Abstract
A variant of σ virus defective for maturation functions was studied. Stabilized flies for this virus were called ultra-ρ flies. They were not CO2-sensitive and extracts were not infectious. The presence of the virus was detected because it conferred to imagos a characteristic immunity against a superinfecting σ virus: these flies were not immunized against a superinfecting virus of the same group, such as vesicular stomatitis virus.
Wing discs were taken from larvae of two ultra-ρ strains (U-ρ46 and U-ρ751) and were exposed to superinfection by implantation into hosts infected with a non-defective σ virus. The blastemas were then implanted into a detector host able to support virus multiplication until the symptom appeared showing superinfection. Control experiments were made with originally virus-free discs. We have thus shown that the characteristic ultra-ρ immunity is present in the imaginal wing disc of ultra-ρ larvae. It is concluded that embryonic blastema cells contain ultra-ρ virus genomes.

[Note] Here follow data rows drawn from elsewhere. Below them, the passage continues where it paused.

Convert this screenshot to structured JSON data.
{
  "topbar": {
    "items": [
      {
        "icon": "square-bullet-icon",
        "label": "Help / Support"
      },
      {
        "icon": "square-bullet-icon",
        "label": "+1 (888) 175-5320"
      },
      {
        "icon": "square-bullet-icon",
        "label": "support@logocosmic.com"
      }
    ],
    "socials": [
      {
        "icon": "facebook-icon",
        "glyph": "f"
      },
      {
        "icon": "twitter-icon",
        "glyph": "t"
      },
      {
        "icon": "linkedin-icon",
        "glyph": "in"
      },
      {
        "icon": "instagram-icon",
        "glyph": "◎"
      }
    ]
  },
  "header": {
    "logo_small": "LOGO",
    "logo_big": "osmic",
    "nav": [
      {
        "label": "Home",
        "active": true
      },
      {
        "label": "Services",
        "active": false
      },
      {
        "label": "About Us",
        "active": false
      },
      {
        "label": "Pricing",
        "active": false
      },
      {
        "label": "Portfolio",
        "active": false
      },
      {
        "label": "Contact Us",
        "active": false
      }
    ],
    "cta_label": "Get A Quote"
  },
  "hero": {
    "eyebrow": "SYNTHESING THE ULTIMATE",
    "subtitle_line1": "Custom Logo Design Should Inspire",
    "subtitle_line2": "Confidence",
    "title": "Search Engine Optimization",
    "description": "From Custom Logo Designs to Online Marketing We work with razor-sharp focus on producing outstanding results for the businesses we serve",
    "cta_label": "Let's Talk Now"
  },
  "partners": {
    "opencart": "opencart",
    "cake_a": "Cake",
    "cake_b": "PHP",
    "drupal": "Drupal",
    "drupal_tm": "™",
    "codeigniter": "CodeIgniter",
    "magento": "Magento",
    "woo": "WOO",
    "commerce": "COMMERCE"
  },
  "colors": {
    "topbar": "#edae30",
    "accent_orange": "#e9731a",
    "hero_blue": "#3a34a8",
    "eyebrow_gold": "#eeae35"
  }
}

In tests on the persistence of immunity through successive transfer generations the results differed with the ultra-ρ strain used. The detector hosts implanted with U-ρ46 blastemas were classified as early CO2-sensitive and CO2-resistant; the number of CO2-resistant hosts did not decrease and the U-ρ46 immunity was therefore stable. On the other hand, the detector hosts implanted with U-ρ751 blastemas were of three classes: early CO2-resistant and late sensitive hosts decreased as a function of time indicating that U-ρ751 immunity was unstable. This instability suggests that blastemas giving late sensitivity are mosaics of ultra-ρ cells and virus-free cells.